Kentucky Governor Andy Beshear is optimistic that college football will be played this fall.
“I believe that we will have college football in the fall pending an outbreak,” Beshear said at his Wednesday briefing. “You saw what happened with the NBA (shutdown in March). It wasn’t that there was COVID out there, it was that there was an outbreak.”
Beshear’s comments were made as the NCAA voted to approve a preseason college football practice plan that would allow games to start on schedule Labor Day weekend. It’s one thing to play the games. The logistics behind playing in front of fans are a completely different story.

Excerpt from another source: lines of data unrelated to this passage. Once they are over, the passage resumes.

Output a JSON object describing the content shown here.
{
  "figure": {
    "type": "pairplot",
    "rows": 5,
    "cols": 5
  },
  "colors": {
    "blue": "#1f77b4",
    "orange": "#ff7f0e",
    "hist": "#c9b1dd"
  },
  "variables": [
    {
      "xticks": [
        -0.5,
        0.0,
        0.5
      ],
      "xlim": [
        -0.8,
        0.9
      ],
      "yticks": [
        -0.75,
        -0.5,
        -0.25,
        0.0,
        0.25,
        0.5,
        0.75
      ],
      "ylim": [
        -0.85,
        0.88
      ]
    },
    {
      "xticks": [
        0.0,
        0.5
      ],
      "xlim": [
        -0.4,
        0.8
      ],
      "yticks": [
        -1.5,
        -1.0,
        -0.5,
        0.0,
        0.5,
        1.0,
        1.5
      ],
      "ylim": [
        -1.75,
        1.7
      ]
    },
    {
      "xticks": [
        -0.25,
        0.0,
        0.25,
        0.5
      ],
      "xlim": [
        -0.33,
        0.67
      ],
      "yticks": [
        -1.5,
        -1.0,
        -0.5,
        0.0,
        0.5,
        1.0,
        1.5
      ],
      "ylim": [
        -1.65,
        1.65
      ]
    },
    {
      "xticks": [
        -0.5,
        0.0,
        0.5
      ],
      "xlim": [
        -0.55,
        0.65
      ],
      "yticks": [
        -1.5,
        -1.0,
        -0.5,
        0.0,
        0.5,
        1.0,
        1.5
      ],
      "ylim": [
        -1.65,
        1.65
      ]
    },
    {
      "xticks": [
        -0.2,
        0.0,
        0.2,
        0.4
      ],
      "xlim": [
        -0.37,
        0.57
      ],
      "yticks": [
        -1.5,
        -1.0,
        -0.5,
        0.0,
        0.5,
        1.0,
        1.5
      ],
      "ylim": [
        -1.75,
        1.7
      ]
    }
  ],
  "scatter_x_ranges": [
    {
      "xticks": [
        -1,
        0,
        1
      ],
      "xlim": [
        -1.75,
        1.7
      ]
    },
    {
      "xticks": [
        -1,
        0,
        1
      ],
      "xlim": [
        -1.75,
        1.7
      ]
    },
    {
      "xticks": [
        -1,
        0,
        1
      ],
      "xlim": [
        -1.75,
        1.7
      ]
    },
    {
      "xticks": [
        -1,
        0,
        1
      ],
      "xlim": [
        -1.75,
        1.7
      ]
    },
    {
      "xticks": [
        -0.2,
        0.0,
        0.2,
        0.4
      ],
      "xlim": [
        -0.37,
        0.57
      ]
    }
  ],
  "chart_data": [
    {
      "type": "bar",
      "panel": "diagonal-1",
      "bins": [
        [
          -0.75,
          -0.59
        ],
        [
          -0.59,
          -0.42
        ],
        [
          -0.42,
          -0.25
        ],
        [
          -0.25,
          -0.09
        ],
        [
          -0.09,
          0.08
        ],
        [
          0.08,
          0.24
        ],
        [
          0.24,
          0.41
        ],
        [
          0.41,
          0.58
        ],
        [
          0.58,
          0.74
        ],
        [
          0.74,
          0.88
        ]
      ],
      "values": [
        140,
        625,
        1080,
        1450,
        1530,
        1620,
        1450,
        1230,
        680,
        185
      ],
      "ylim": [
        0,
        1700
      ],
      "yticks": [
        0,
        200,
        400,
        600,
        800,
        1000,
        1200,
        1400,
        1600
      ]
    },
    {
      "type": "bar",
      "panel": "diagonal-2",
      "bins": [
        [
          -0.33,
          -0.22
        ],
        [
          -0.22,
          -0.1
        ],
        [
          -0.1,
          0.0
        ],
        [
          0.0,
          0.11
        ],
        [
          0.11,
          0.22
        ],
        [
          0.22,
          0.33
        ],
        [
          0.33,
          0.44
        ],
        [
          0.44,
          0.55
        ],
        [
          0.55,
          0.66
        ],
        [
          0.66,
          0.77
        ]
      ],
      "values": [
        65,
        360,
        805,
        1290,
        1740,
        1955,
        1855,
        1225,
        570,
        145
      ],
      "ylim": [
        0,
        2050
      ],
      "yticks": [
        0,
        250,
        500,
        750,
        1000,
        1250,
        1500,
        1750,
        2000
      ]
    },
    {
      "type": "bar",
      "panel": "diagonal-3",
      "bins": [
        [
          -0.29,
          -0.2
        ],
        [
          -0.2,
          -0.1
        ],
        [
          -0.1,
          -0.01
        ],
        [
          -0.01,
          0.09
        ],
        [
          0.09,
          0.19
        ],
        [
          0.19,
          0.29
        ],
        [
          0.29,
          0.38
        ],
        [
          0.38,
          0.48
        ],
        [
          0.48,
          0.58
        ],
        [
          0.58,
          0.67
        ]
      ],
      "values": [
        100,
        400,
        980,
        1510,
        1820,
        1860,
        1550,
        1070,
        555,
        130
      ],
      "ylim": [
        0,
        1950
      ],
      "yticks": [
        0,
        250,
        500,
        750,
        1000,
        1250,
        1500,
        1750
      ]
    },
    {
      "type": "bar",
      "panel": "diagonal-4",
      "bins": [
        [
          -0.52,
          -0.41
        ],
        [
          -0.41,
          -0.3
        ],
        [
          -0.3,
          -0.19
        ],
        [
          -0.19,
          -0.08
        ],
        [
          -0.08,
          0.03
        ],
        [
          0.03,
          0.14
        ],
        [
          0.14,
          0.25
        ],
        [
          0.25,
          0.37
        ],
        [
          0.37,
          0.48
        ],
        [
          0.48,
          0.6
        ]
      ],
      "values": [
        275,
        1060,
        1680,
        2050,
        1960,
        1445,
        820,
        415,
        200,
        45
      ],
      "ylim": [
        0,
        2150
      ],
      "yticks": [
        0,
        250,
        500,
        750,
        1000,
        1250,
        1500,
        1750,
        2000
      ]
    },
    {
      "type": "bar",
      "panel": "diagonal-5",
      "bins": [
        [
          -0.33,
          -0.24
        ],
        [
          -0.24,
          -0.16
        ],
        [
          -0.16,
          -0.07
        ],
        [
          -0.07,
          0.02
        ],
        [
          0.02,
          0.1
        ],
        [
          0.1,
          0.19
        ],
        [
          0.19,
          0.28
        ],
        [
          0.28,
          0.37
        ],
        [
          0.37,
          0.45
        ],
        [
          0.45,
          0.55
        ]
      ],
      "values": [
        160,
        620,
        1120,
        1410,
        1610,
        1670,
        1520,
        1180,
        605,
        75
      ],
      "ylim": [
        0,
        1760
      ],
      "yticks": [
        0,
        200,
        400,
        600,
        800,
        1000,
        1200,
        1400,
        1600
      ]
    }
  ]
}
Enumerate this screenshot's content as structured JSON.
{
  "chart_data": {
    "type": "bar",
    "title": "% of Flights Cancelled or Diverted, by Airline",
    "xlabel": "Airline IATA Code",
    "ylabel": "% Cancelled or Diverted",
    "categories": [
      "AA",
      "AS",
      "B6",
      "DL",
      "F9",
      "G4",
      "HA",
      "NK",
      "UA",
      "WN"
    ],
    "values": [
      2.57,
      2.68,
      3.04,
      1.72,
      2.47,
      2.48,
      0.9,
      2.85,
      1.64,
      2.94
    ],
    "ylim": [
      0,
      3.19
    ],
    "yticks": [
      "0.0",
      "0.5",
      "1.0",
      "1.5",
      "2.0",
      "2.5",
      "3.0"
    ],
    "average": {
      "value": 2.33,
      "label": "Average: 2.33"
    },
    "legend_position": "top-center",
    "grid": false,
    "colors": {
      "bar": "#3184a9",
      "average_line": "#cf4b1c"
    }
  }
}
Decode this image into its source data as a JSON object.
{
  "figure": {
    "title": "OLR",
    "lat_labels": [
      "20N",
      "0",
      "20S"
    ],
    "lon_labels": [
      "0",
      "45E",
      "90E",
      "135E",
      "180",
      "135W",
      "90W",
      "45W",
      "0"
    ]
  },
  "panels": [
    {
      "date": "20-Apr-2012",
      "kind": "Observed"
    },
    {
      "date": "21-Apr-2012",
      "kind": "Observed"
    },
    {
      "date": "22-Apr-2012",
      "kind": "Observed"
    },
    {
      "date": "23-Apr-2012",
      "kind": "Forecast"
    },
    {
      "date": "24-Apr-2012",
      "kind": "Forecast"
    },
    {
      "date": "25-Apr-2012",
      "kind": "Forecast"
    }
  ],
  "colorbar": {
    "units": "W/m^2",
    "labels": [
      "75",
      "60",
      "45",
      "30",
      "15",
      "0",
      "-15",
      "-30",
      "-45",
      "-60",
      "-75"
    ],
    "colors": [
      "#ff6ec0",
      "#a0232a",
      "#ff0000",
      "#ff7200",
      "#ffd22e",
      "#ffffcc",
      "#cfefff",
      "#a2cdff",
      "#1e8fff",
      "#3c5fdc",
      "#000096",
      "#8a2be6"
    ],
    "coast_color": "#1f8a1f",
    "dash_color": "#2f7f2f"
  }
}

“Whether there are fans and how many fans there can be will depend on a lot of factors ranging from how bad the virus is in multiple states to what the conferences decide to do to the plan that could be provided,” Beshear said. “What we are doing and what Ohio is doing on any large-scale event, it requires a separate plan that is provided that we work with and we come to an agreement about how it will be done.”
Beshear’s optimism is encouraging for football fans, although it isn’t a universally shared opinion. This morning epidemiologist Dr. Anthony Fauci shared his concerns about playing football this fall with CNN’s Sanjay Gupta. “Unless players are essentially in a bubble – insulated from the community and they are tested nearly every day – it would be very hard to see how football is able to be played this fall.”
Dr. Fauci’s idea may apply at the professional ranks. Colleges are a completely different setting. The University of Kentucky and almost every other secondary institution in the country has announced plans to return to in-person classes on campus this fall. If students are interacting with one another in classrooms, shouldn’t they be allowed to interact on an outdoor field as well?